In calaspargase pegol-mknl, the linker used to attach the polyethylene glycol to the asparagine-specific enzyme is different from the linkers used in other pegaspargase chemotherapeutics. The new linker is more stable, meaning that it slows down clearance of the asparagine-specific enzyme from a patient’s body further. Early research showed that one dose of calaspargase pegol-mknl depleted L-asparagine from the blood for 18 days, whereas one dose of a standard pegaspargase chemotherapeutic depleted L-asparagine from the blood for only 11 days.

According to the FDA statement, the agency approved calaspargase pegol-mknl because it provided for a longer interval between doses compared with other pegaspargase chemotherapeutics. It is intended for use as part of a multichemotherapeutic treatment regimen for children, adolescents, and young adults ages 1 month to 21 years who have been diagnosed with ALL.

First FDA-approved treatment for blastic plasmacytoid dendritic cell neoplasm

Blastic plasmacytoid dendritic cell neoplasm is a rare type of blood cancer that arises in immune cells called plasmacytoid dendritic cell precursors. It was not until 2016 that researchers and physicians had sufficient understanding of the disease to classify it as a specific medical condition in its own right. From 2008 to 2016, it was classified as a member of the acute myeloid leukemia (AML) and related neoplasms family by the World Health Organization.

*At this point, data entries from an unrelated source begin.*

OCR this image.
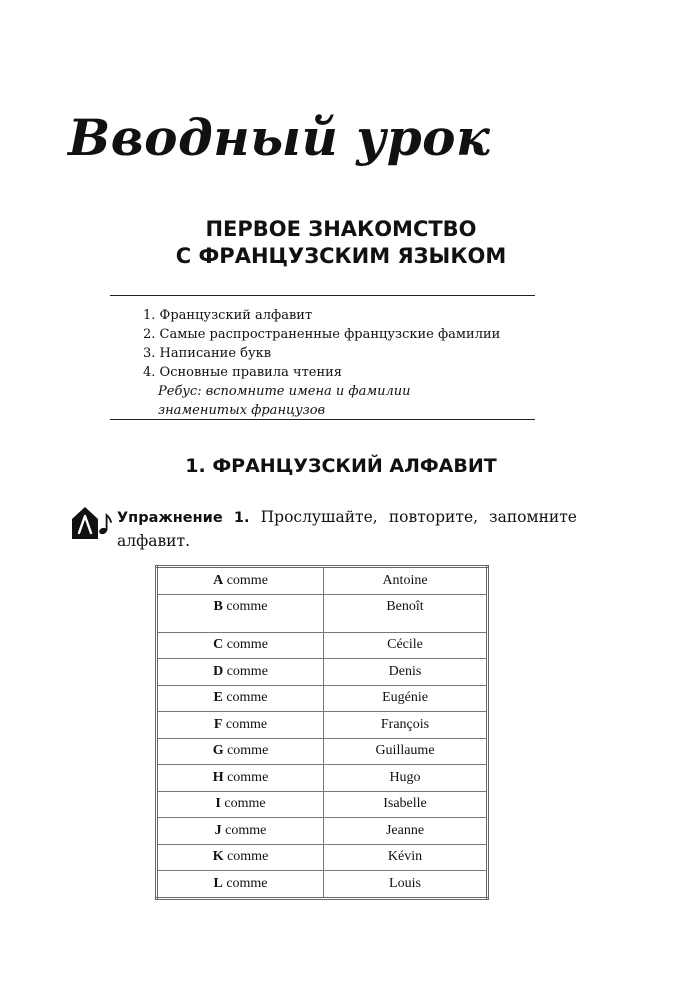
Вводный урок
ПЕРВОЕ ЗНАКОМСТВО
С ФРАНЦУЗСКИМ ЯЗЫКОМ
1. Французский алфавит
2. Самые распространенные французские фамилии
3. Написание букв
4. Основные правила чтения
Ребус: вспомните имена и фамилии знаменитых французов
1. ФРАНЦУЗСКИЙ АЛФАВИТ

Упражнение 1. Прослушайте, повторите, запомните алфавит.

A comme	Antoine
B comme	Benoît
C comme	Cécile
D comme	Denis
E comme	Eugénie
F comme	François
G comme	Guillaume
H comme	Hugo
I comme	Isabelle
J comme	Jeanne
K comme	Kévin
L comme	Louis
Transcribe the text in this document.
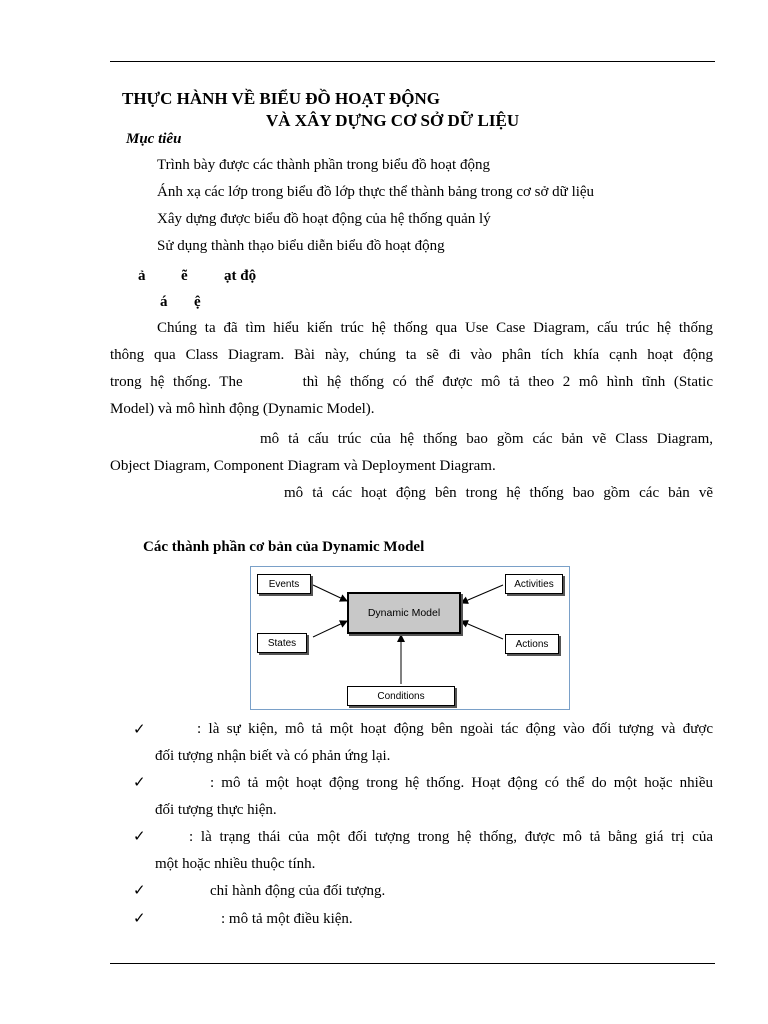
THỰC HÀNH VỀ BIỂU ĐỒ HOẠT ĐỘNG
VÀ XÂY DỰNG CƠ SỞ DỮ LIỆU
Mục tiêu
Trình bày được các thành phần trong biểu đồ hoạt động
Ánh xạ các lớp trong biểu đồ lớp thực thể thành bảng trong cơ sở dữ liệu
Xây dựng được biểu đồ hoạt động của hệ thống quản lý
Sử dụng thành thạo biểu diễn biểu đồ hoạt động
ả ẽ ạt độ
á ệ
Chúng ta đã tìm hiểu kiến trúc hệ thống qua Use Case Diagram, cấu trúc hệ thống
thông qua Class Diagram. Bài này, chúng ta sẽ đi vào phân tích khía cạnh hoạt động
trong hệ thống. The	thì hệ thống có thể được mô tả theo 2 mô hình tĩnh (Static
Model) và mô hình động (Dynamic Model).
mô tả cấu trúc của hệ thống bao gồm các bản vẽ Class Diagram,
Object Diagram, Component Diagram và Deployment Diagram.
mô tả các hoạt động bên trong hệ thống bao gồm các bản vẽ
Các thành phần cơ bản của Dynamic Model
Dynamic Model
Events
States
Activities
Actions
Conditions
✓	: là sự kiện, mô tả một hoạt động bên ngoài tác động vào đối tượng và được
đối tượng nhận biết và có phản ứng lại.
✓	: mô tả một hoạt động trong hệ thống. Hoạt động có thể do một hoặc nhiều
đối tượng thực hiện.
✓	: là trạng thái của một đối tượng trong hệ thống, được mô tả bằng giá trị của
một hoặc nhiều thuộc tính.
✓	chỉ hành động của đối tượng.
✓	: mô tả một điều kiện.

Blastic plasmacytoid dendritic cell neoplasm is a highly aggressive disease. Most patients are treated with a multichemotherapeutic treatment regimen. This treatment strategy is initially successful for most patients but ultimately fails to keep the disease at bay. The median survival of patients diagnosed with blastic plasmacytoid dendritic cell neoplasm is just 12 to 14 months, according to the NCI.

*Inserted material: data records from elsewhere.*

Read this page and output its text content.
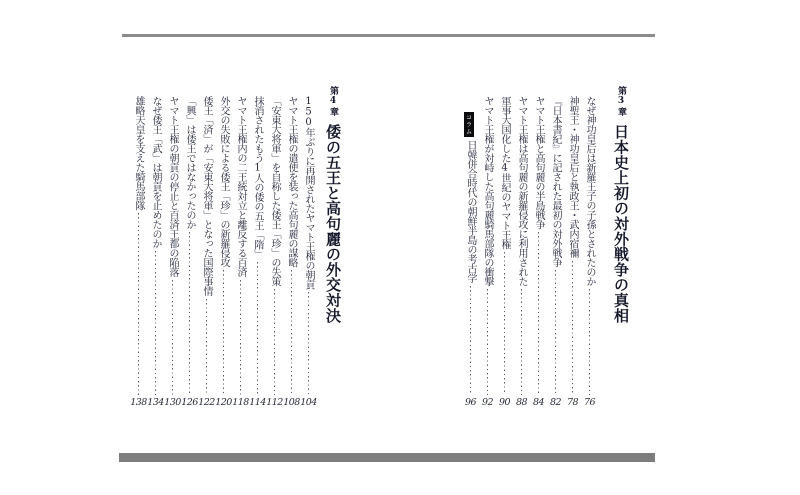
第3章日本史上初の対外戦争の真相
なぜ神功皇后は新羅王子の子孫とされたのか
76
神聖王・神功皇后と執政王・武内宿禰
78
『日本書紀』に記された最初の対外戦争
82
ヤマト王権と高句麗の半島戦争
84
ヤマト王権は高句麗の新羅侵攻に利用された
88
軍事大国化した4世紀のヤマト王権
90
ヤマト王権が対峙した高句麗騎馬部隊の衝撃
92
コラム
日韓併合時代の朝鮮半島の考古学
96
第4章倭の五王と高句麗の外交対決
150年ぶりに再開されたヤマト王権の朝貢
104
ヤマト王権の遣使を装った高句麗の謀略
108
「安東大将軍」を自称した倭王「珍」の失策
112
抹消されたもう1人の倭の五王「隋」
114
ヤマト王権内の二王統対立と離反する百済
118
外交の失敗による倭王「珍」の新羅侵攻
120
倭王「済」が「安東大将軍」となった国際事情
122
「興」は倭王ではなかったのか
126
ヤマト王権の朝貢の停止と百済王都の陥落
130
なぜ倭王「武」は朝貢を止めたのか
134
雄略天皇を支えた騎馬部隊
138
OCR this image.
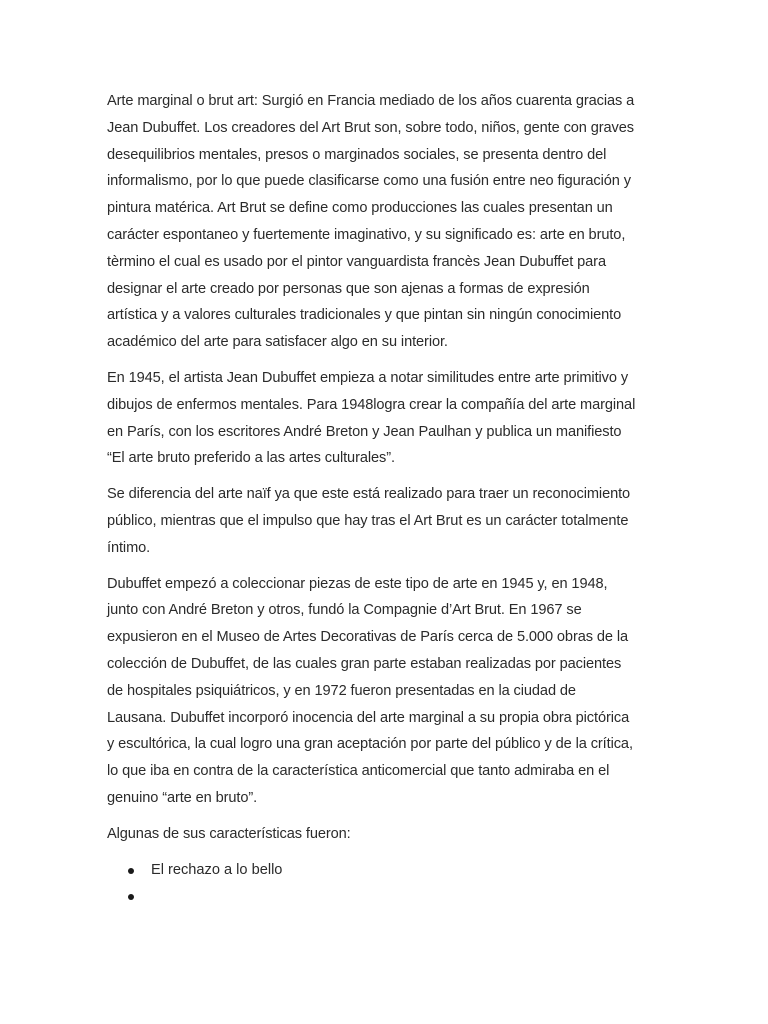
Arte marginal o brut art: Surgió en Francia mediado de los años cuarenta gracias a
Jean Dubuffet. Los creadores del Art Brut son, sobre todo, niños, gente con graves
desequilibrios mentales, presos o marginados sociales, se presenta dentro del
informalismo, por lo que puede clasificarse como una fusión entre neo figuración y
pintura matérica. Art Brut se define como producciones las cuales presentan un
carácter espontaneo y fuertemente imaginativo, y su significado es: arte en bruto,
tèrmino el cual es usado por el pintor vanguardista francès Jean Dubuffet para
designar el arte creado por personas que son ajenas a formas de expresión
artística y a valores culturales tradicionales y que pintan sin ningún conocimiento
académico del arte para satisfacer algo en su interior.

En 1945, el artista Jean Dubuffet empieza a notar similitudes entre arte primitivo y
dibujos de enfermos mentales. Para 1948logra crear la compañía del arte marginal
en París, con los escritores André Breton y Jean Paulhan y publica un manifiesto
“El arte bruto preferido a las artes culturales”.

Se diferencia del arte naïf ya que este está realizado para traer un reconocimiento
público, mientras que el impulso que hay tras el Art Brut es un carácter totalmente
íntimo.

Dubuffet empezó a coleccionar piezas de este tipo de arte en 1945 y, en 1948,
junto con André Breton y otros, fundó la Compagnie d’Art Brut. En 1967 se
expusieron en el Museo de Artes Decorativas de París cerca de 5.000 obras de la
colección de Dubuffet, de las cuales gran parte estaban realizadas por pacientes
de hospitales psiquiátricos, y en 1972 fueron presentadas en la ciudad de
Lausana. Dubuffet incorporó inocencia del arte marginal a su propia obra pictórica
y escultórica, la cual logro una gran aceptación por parte del público y de la crítica,
lo que iba en contra de la característica anticomercial que tanto admiraba en el
genuino “arte en bruto”.

Algunas de sus características fueron:

El rechazo a lo bello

Research has shown that the cancerous blastic plasmacytoid dendritic cell neoplasm cells have high levels of a protein called CD123 on their surface. This led researchers to investigate whether targeting CD123 could provide a new approach to treating patients with this disease.

Depicted here is the diphtheria toxin. Tagraxofusp-erzs comprises a CD123-targeting portion linked to the parts of the diphtheria toxin that cause cell death. Image via Wikimedia.

Tagraxofusp-erzs, which was known as SL-401 during its development, targets CD123. It is a molecularly targeted cytotoxin because it comprises a CD123-targeting portion linked to the parts of the diphtheria toxin that cause cell death. Once the CD123-targeting portion attaches to CD123 on the surface of blastic plasmacytoid dendritic cell neoplasm cells, the therapeutic is internalized by the cell where the diphtheria toxin portion is released and causes the cancerous cell to die.

Tagraxofusp-erzs was approved for treating all patients with blastic plasmacytoid dendritic cell neoplasm who are age 2 or older after it was shown in an early-stage clinical trial that seven of 13 patients (53.8 percent) with previously untreated blastic plasmacytoid dendritic cell neoplasm who received the new molecularly targeted cytotoxin had a complete response or a clinical complete response (defined as a complete response with residual skin abnormality not indicative of active disease), according to the statement from the FDA. In addition, one of 15 patients with relapsed or refractory blastic plasmacytoid dendritic cell neoplasm had a complete response and one had a clinical complete response.

With this approval, tagraxofusp-erzs became the first treatment approved specifically for treating patients with blastic plasmacytoid dendritic cell neoplasm. The molecularly targeted cytotoxin is being tested in several other clinical trials as a potential treatment for other types of cancer that have high levels of CD123, including chronic myelomonocytic leukemia.

Looking to more progress in 2019

Given that research is a continuous endeavor that perpetually deepens our understanding of the biology of cancer, we expect that in 2019 we will see many more new anticancer therapeutics approved by the FDA and many previously approved anticancer therapeutics have their use expanded to include new types of cancer. We look forward to keeping you up to date with the progress being made against cancer.